我們並排走著,保持不遠不近的距離。我想買點水果試圖改掉他從不吃水果的習慣,沒找到。我們腳步節奏一致,都很快,可以證明我們都是急性子,也都偏強勢,即便這些在歲月的沈澱下都隱藏起來。

“曹哥。”一個二十幾歲的男生很恭敬地點頭跟他找招呼。

他沈穩地點點頭輕笑了一下作為回應,在下屬面前頗有幾分威嚴。

“誒!曹哥,明天……”

他停下腳步,我像是他身邊的陌生人一樣毫無變化繼續向前走,關於他們又說了什麽也就沒聽清。幾句之後他快步追了上來。

“你慌啥呀!不怕同事知道啊!”我說。

“那有什麽啊?又沒幹啥。”

“你不怕拉倒,又不是我單位附近。”

“你想太多了吧。很正常。”

“也是。這麽大個城市,誰認識誰啊。我是在小地方習慣了,圈子就那麽大,走到哪都可能碰到熟人。”

回到酒店。在他的督促下我洗了個澡。我們習慣在房間裏赤身,肆無忌憚,很隨意。去吃晚飯的時候已經晚上八點鐘。在附近一家很有名的燒烤店又排了半個小時隊,排隊的時候各自看著各自的手機,偶爾情不自禁對視一下,也不會笑,通過眼睛知道對方說什麽。我們在公眾的環境下不約而同把我們的關系掩藏起來,甚至有意拉開距離,出於習慣性的自我保護意識,保護我們不因取向招來歧視。我們所在的社會環境給絕大部分LGDP群體的心裏都裝了一個櫃子,只有私人的空間和躲在櫃子裏才有安全感。

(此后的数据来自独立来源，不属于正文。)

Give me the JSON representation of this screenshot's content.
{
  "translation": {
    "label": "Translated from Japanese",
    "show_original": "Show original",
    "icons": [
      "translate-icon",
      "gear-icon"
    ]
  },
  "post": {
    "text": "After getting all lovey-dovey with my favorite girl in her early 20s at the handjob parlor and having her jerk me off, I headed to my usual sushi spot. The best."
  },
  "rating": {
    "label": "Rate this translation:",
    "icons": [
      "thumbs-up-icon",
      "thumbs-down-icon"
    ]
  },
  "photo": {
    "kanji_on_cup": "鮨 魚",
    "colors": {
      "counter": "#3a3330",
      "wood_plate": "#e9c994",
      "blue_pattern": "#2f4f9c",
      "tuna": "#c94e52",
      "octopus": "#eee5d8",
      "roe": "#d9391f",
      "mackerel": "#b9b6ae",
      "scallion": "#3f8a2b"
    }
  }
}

他很支持我喝酒,因為他的痛風犯了,我沒讓他喝。我一邊喝一邊猛吃,他看著我吃的猛會開心,總是把他認為好的強制讓我吃,好在我對任何能吃的都不拒絕,也真心認為不論是青菜還是肉,都是最愛。他用飲料把我陪醉了,一點眩暈和心醉攪合在一起,醉得很舒服。

塵囂落幕。回酒店的腳步也變得舒緩,街道上行人不多,十分愜意。

“誒!你腿抖啥呀!”他帶著壞笑說。

“累的唄!”我自然知道他的意思。

“完蛋。才幾次啊?”

“哼!你倒是一點不出,換你試試?”

“我才不做呢,就是要榨幹你。”

“算你狠。”

“要不我背你吧!”

“算了吧。”我看了下四周,雖然沒人,雖然有點想讓他背,想了想還是罷了。

到了酒店疲憊和醉意讓我更加隨意,像在家裏一樣,衣服脫下來哪方便就堆在哪,然後直接躺下鉆進被窩。他是個很幹凈的人,說講究更貼切,以往都是他默默地把我的衣服掛起來。

“你起來把衣服掛上,什麽習慣?”他蹬著眼睛站在床邊看著我說。

我傻笑著沒動。

“起來!我必須板一板你的臭毛病。”他把堆在凳子上的衣服舉在我眼前又說:“起來把衣服掛上然後去洗澡。”

“我太累了,你幫我掛吧。哦。”我把堆在身邊地上的褲子也遞給他商量的口吻笑著說。

我們僵持了有一會,他一直板著臉,對我的愧笑既無奈又生氣。最後還是氣氛的把我的衣服掛了起來,然後躺下背對著我,很明顯是生氣了。我疲憊的把手搭在他胳膊上企圖讓他消氣,他用力的把我甩了下來。

“不洗澡就別碰我。”

“吃飯之前不是洗了麽?”

他沒說話,我就在極度疲憊的醉意中睡著了,忘了明天是情人節,忘了明天我們又將分開。

早晨。從他失望而憤怒地狀態裏我猜到上一晚他一定很生氣。他收拾好了一切,但是沒走。我意識到他被氣得很厲害,我依然躺在被窩裏,想著被我氣成這樣該怎麽辦?

“你睡吧。我去打卡。”他面部硬邦邦,極冷。

“那你一會回來麽?”看著他的冷顏我問得很小心。

他沒說話,氣沖沖走了,但收拾好的東西沒帶走。我想是等還是走,畢竟我有要做的事。然後打了電話再確問一下,他讓等他。半個小時他就回來了,穿著工作服。我還沒有起床。氣氛很冷,我不知道該如何安慰他,他坐在床邊背對我。

“我昨晚太累了就睡著了。”我慚愧地說。

“你知不知道今天晚上咱們就不在一起了?你來幹啥來了?”

“你看你,又生氣了。”我爬上他身上企圖把他放倒,可是沒有他有勁兒。

我尷尬的放棄把他放倒的念頭,僵冷了一會,我又爬了上去,打算是以柔克剛。

“我不管。房間再續一天,你晚上該去你大姐家看孩子我不攔你,幾點回來都行,你要不回來我就找別人,年輕的約不來老頭的我還約不來麽?”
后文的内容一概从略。